While campaigning for husband and Democratic presidential candidate John Kerry, the daughter of a Portuguese doctor reached out to Cuban exiles, stressed her husband's education initiatives and promised that he would "tell the truth" to the world.

Like Cuban-Americans, her parents lost everything when forced to flee her birthplace of Mozambique, including the "ability to live their last days and die in a place they loved," she said, against a backdrop of mostly women - white, black and Hispanic.

She asked the crowd to help put her husband in the White House, vowing that he would restore the country as a beacon of hope for the world.

"We have to go back there ... for the rest of the world," she said. "They need to see it."

Though Heinz Kerry reached out to exiles of Fidel Castro's Cuba who traditionally have voted Republican, many Cuban-Americans in the room had longer ties to Tampa - and the Democratic party.

John Kerry and running mate John Edwards "are for the working class," said Angela Molina, 60, as supporters took their seats.

"My father was a cigar worker and I identify with the working class," said Molina, a retired Hillsborough Community College professor who was born and raised in Ybor City.

Heinz Kerry's visit to Ybor was a dream of Yvonne "Yoli" Capin, who saw it as a way to reach women voters and Latinos at the same time.

"She's a package of diversity," said Capin, Hillsborough chairwoman of Women for Kerry, who stems from a mixed heritage of Cuban, Spanish and Portuguese.

Many women in the crowd held signs that said "It's up to the women" or "Unidos con Kerry" - United with Kerry. Sade ballads played in the background. Signs on the wall featured a strand of hair, encouraging women to "Wash that man right out of your hair."

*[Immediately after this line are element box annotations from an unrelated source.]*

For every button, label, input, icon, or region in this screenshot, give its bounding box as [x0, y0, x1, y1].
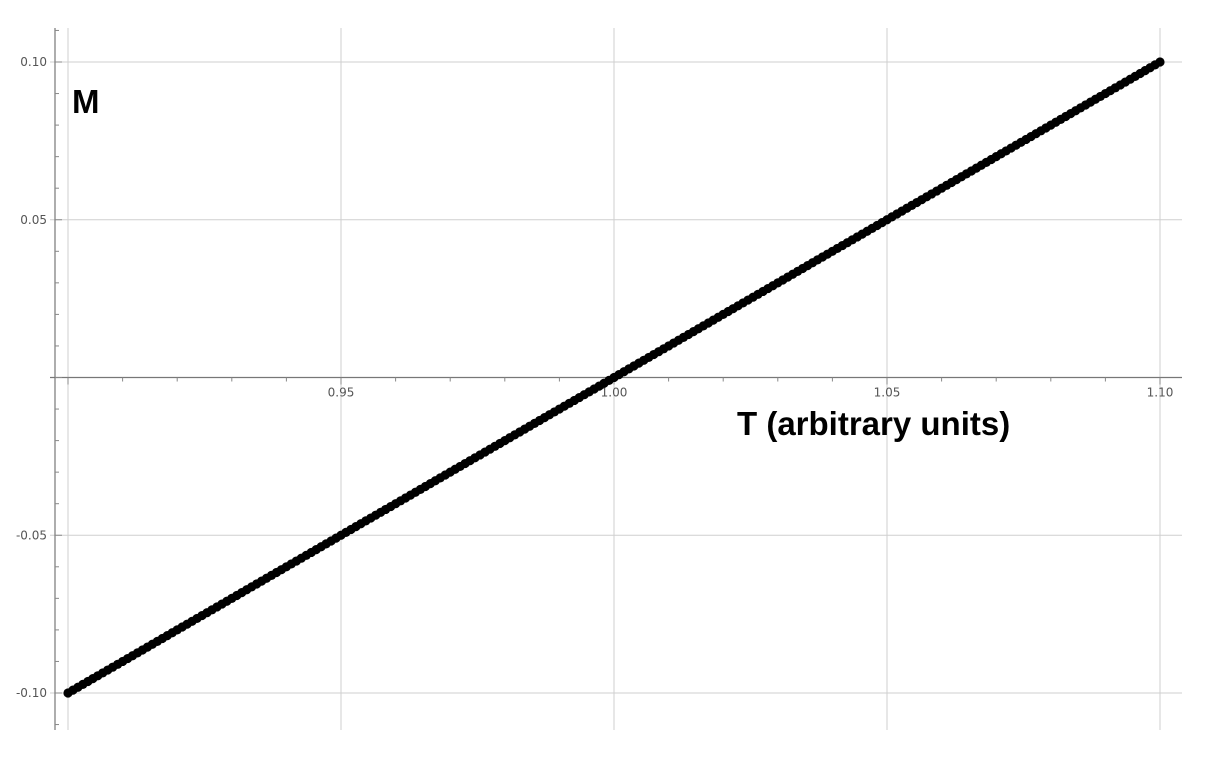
x-tick-label: 1.10 — [1147, 386, 1174, 400]
x-tick-label: 1.05 — [874, 386, 901, 400]
x-axis-label: T (arbitrary units) — [737, 405, 1010, 442]
y-tick-label: 0.05 — [20, 213, 47, 227]
data-points — [63, 57, 1165, 698]
x-tick-label: 0.95 — [328, 386, 355, 400]
x-tick-labels: 0.95 1.00 1.05 1.10 — [328, 386, 1174, 400]
y-tick-labels: 0.10 0.05 -0.05 -0.10 — [16, 55, 47, 700]
y-axis-label: M — [72, 83, 100, 120]
y-tick-label: 0.10 — [20, 55, 47, 69]
x-tick-label: 1.00 — [601, 386, 628, 400]
y-tick-label: -0.10 — [16, 686, 47, 700]
minor-ticks — [55, 29, 1161, 726]
y-tick-label: -0.05 — [16, 528, 47, 542]
data-point — [1155, 57, 1165, 67]
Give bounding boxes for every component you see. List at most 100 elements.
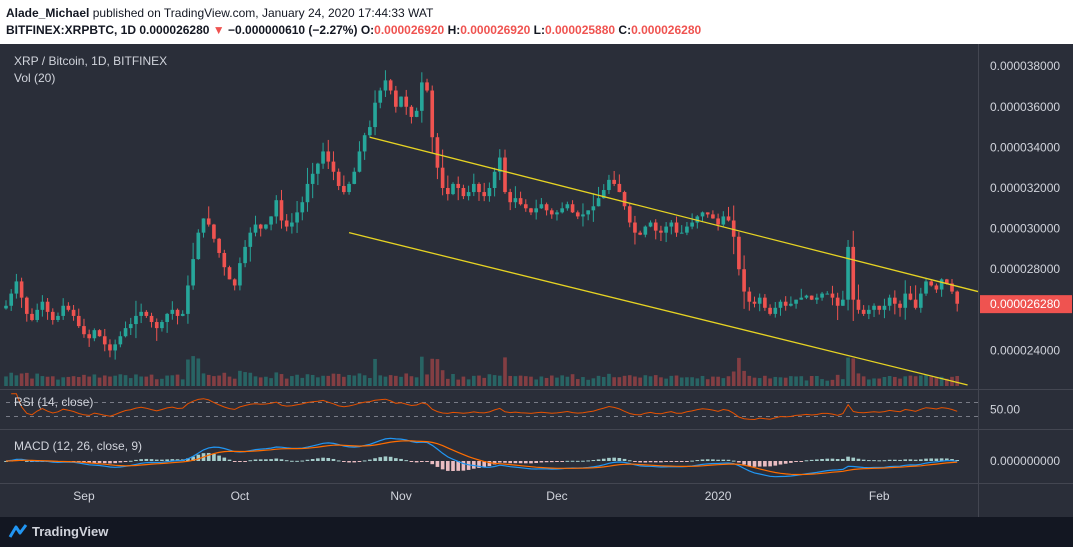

The Florida Democratic Party rented the space, said Jorge Diaz, president of the Cuban Club, which is not politically affiliated and is open to the community at large for whoever wants to rent the hall.

Heinz Kerry deliberately went through her husband's pledges on education and health care, and spoke of tax credits for families to pay for college tuition and a plan to give free four-year college education if students promise two years of accredited public service upon graduation.